Diğer Faydalı Terimler ve İfadeler
Tight race
En az iki adayın yaklaşık olarak aynı düzeyde desteğe sahip olduğu ve kazananı tahmin etmenin zor olduğu bir durumu "başabaş" olarak adlandırabilirsiniz.
- The race is too tight for anyone to declare a winner.
- Yarış o kadar başa baş ki, kimse bir kazanan ilan edemiyor.
Flip
Siyaset tartışılırken, bir eyalet bir renkten (siyasi partiden) diğerine değişirse "değişti" denir.
- The popular politician earned enough support to flip the state, which surprised everyone.
- Popüler politikacı, eyaleti değiştirecek kadar destek kazandı ve bu durum herkesi şaşırttı.
Runoff
Bir seçim, hiç kimse veya taraf net bir kazanan olmaksızın sona erdiğinde, daha küçük bir ek seçim yapılması gerekir. Bu ek seçimlere "ikinci tur" denir.
- A runoff was announced since neither candidate got a majority of the votes.
- Hiçbir aday oyların çoğunluğunu alamadığı için ikinci tur seçim ilan edildi.
Lame duck
"Lame," bacaklarındaki veya ayaklarındaki bir yaralanma ya da hasar nedeniyle yürüme güçlüğü çeken insanlar veya hayvanları tanımlamak için kullanılan bir sıfattır. Ayrıca, bir şeyin modaya uygun veya havalı olmadığını ifade etmek için argo olarak da kullanılır.
- That movie was so lame. I want my money back!
- O film çok berbattı. Paramı geri istiyorum!
Siyasette "topal ördek," kontrolü elinde tutacak veya önemli kararlar alacak kadar destek veya etkisi olmayan bir politikacıyı ifade eder. Bu terim genellikle, başkanlık döneminin sonunda olan ve birçok kişinin dikkatinin bir sonraki başkanlık görevini üstlenecek kişiye yöneldiği bir başkan için kullanılır.
- He lost a lot of support for his policies once he became a lame duck.
- Topal ördek haline geldiğinde politikaları için önemli ölçüde destek kaybetti.
Bu terim, sıfat olarak da kullanılabilir.
- The president has entered his lame-duck period.

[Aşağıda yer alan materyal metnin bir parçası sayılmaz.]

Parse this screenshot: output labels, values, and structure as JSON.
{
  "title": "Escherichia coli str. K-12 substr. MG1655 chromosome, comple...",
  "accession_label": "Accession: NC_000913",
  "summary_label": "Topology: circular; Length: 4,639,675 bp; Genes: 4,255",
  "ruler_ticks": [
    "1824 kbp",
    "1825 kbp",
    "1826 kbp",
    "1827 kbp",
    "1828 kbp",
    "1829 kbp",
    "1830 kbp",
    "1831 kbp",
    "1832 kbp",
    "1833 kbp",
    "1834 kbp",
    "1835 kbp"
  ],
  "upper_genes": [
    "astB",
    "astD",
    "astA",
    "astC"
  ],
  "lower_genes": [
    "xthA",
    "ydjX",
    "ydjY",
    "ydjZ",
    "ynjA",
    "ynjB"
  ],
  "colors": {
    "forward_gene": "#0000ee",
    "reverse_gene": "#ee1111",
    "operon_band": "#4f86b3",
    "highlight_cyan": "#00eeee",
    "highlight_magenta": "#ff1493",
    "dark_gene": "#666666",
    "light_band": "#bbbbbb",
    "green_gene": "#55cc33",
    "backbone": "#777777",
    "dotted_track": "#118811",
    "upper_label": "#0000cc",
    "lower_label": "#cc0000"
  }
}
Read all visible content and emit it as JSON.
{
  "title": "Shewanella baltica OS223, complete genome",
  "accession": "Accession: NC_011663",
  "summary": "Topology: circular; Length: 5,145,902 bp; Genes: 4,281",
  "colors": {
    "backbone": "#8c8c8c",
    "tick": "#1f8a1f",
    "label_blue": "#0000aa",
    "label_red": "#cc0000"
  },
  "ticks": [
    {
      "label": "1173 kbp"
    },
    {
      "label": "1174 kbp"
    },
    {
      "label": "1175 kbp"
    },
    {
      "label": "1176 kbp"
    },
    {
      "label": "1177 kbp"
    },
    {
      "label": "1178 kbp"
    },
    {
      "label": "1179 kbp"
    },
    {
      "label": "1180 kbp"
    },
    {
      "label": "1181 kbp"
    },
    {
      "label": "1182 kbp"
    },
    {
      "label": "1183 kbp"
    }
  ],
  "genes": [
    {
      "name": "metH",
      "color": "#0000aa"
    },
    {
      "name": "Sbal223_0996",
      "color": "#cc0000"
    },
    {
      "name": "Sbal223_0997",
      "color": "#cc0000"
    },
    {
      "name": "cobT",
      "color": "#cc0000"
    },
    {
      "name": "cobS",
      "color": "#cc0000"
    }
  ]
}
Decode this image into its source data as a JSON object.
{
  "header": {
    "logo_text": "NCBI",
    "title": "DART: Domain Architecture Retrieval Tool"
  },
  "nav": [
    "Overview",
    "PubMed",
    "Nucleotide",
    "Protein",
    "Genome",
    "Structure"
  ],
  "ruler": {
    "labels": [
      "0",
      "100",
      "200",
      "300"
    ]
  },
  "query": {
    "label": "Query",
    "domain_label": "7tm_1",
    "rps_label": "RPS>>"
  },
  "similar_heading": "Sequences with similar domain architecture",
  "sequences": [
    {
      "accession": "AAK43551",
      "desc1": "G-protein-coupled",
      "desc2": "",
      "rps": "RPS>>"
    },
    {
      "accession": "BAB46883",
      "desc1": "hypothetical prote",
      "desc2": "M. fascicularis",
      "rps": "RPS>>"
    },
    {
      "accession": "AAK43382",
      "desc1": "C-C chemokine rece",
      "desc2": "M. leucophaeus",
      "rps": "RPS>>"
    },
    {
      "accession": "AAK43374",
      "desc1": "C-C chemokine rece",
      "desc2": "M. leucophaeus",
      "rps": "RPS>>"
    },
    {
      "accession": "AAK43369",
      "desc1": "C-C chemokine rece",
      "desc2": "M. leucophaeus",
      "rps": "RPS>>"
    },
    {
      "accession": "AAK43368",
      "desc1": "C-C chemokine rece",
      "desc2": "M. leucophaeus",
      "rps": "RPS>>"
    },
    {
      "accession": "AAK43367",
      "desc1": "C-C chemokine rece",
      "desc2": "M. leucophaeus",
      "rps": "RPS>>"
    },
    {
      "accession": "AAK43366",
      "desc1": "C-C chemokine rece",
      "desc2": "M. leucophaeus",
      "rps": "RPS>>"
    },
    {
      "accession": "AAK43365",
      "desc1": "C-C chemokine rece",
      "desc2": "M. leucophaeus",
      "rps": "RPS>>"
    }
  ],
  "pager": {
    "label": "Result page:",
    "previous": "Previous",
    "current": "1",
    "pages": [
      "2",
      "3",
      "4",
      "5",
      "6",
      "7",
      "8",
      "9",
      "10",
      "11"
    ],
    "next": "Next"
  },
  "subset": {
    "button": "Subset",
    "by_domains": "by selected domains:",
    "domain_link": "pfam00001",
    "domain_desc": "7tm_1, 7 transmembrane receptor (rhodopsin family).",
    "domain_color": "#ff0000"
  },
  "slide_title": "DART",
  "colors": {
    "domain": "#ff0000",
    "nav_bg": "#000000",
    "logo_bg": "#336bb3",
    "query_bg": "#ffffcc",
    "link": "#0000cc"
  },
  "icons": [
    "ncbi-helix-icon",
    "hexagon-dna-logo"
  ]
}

- Başkan, topal ördek dönemine girdi.
Honeymoon period
Balayı, yeni evli çiftler için bir tatil anlamına geldiğini muhtemelen biliyorsunuzdur. Ancak, bu terimin siyasette de kullanıldığını biliyor muydunuz?
"Balayı dönemi," bir seçimden hemen sonra, çoğu politikacının halktan ve meslektaşlarından hâlâ geniş bir destek aldığı zamandır.
- It's important to start your term in a strong way by taking advantage of the honeymoon period.
- Balayı döneminden faydalanarak döneminize güçlü bir şekilde başlamak önemlidir.
Son Bir Not
Amerika'nın dünyadaki güçlü konumu nedeniyle, diğer ülkelerden insanlar bile ABD'nin son seçim haberlerini yakından takip eder. Bilgili kalmak önemli olsa da, görüşlerinizi oluşturmadan önce doğru bilgilere sahip olduğunuzdan emin olmak da önemlidir.
Birçok insan siyasete dair çok güçlü duygulara sahiptir ve ne yazık ki, özellikle sosyal medyada yanlış bilgi veya doğru olmayan bilgi bulmak kolaydır. Gördüğünüz bilgilerin doğru olduğundan emin olmak için her zaman iki kez kontrol etmek iyi bir fikir olur!
Kapanış
Yaklaşan ABD başkanlık seçimlerine veya dünya genelindeki diğer seçimlere dikkat ederseniz, burada tanıttığımız terimlerden bazılarını kesinlikle duyacaksınız veya göreceksiniz. Umarız bu makale, bulduğunuz bilgilerin daha fazlasını anlamanıza yardımcı olur!